For the past two months, I’ve worked quite a bit on creating models for Sony’s Player Studio. If you don’t know about Player Studio, it is a program allowing people outside of Sony to create cosmetic assets for players. Each asset is sold in the Sony marketplace in a few of their games like Planetside 2, Everquest, and Everquest 2. After hearing about how modelers have made over $10k for 8-9 models, any all inspiring new artist would be drawn to this. After my time with them, I found that it is very misleading.
Before I explain exactly how things work in Player Studio, I want to mention that such a organization is a great cornerstone for 3D modelers. There are many other online companies that do similar things, but allow you to sell your assets to the public, instead of being confined to a player base that only really exists in a single game. So to list a few sites I’ve seen to be extremely promising, I will tell you of a few, and what they do.
First off is Turbo Squid, who is very well known for selling 3D models and assets to the public. Next is Shapeways, who let’s you sell your models to the public to be printed for the customer. Then there is CGTrader, where you can sell your models as assets, or as printable models. All of these have been known to be great for 3D artists, but will not be able to vouch for them just yet. I promise to give full reviews as soon as I have a few models run through them.
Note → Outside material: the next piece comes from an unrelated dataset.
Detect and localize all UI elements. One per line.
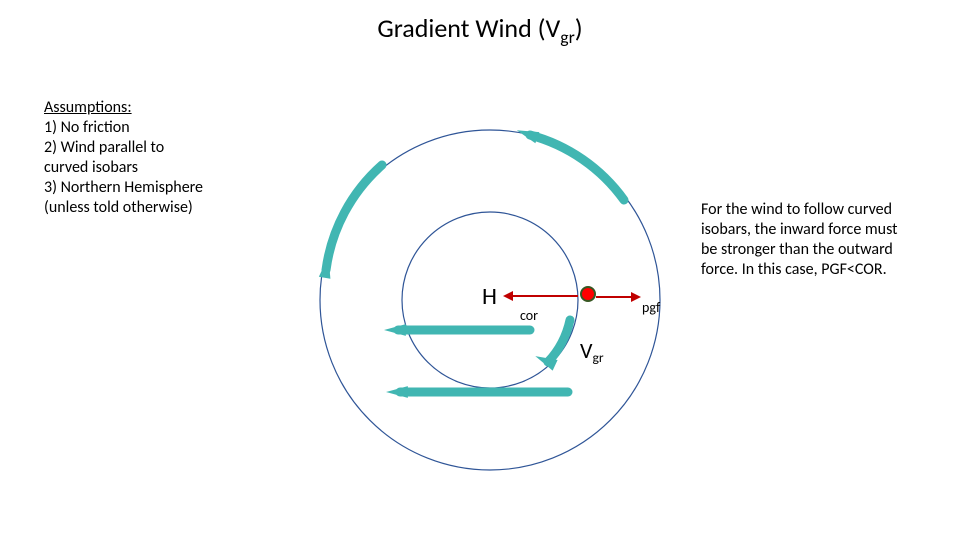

Now back to Player Studio. This is how it works, you create whatever you feel would be great for one of their games, and then the designers of the game will rather tell you it’s not right for their game, and needs revision, or they will accept it and finish it for you. It’s great for artists starting out, since the in-house designers will help make your model look perfect for the game. The bad parts are as follows. It seems almost nothing is actually added to anything but Planetside 2. With that said, many artists have come made great models, and then left as their models were excepted, but were never added.
The Player Studio team never mentions how long it will take to be added to the game, and until you ask, the time can be from one month, to one year. Not only that, it depends on what the designers feel their game’s marketplace needs, but they never mention what the current demand is. The PS forum is where everything is discussed, and even though there are lots of style guides for each game, and asset type, none of them are correct. This is something you don’t even learn until you create something, and have it declined due to being “incorrect with current standards”. Regardless, players from games will make idea suggestions of items they would buy, but when such items are created, they never see the light of day.
So that’s how Player Studio works. I don’t want to discourage anyone from using it as a place to get started before moving on to a public marketplace, since the PS community is great for giving your constructive critique, and getting use to creating assets to sell. As an added note, when creating assets for PS, there are a few asset types I would stick to. First are “helmets” for PlanetSide 2. These are the main commodity of PS. These seem to get priority over everything else. Second are the Vehicle additions for PlanetSide 2. These are fairly new, and designers are all about adding these. If you want to create something for Everquest, or Everquest 2, stick to housing items. Everything else seems to get ignored.
So that’s it. Sorry to make this mostly about Player Studio, but I wanted to make sure to mention everything for anyone wanting to know more about Player Studio, and how the system works. I promise as soon as I sell anything at one of the other sites, I will make a post as soon as possible. Enjoy, and happy modeling!
Update: It is May 2015, and my 3 items made it into their respected games, 8 months, and 10 months after being “approved”. I believe the time frame for entry is lower, now that Daybreak Games takes care of the marketplace, and not Sony. If you are not creating helmets, make sure you love making what you are creating. It does sell, but not near as well as helmets. I still suggest other marketplaces with must larger audiences.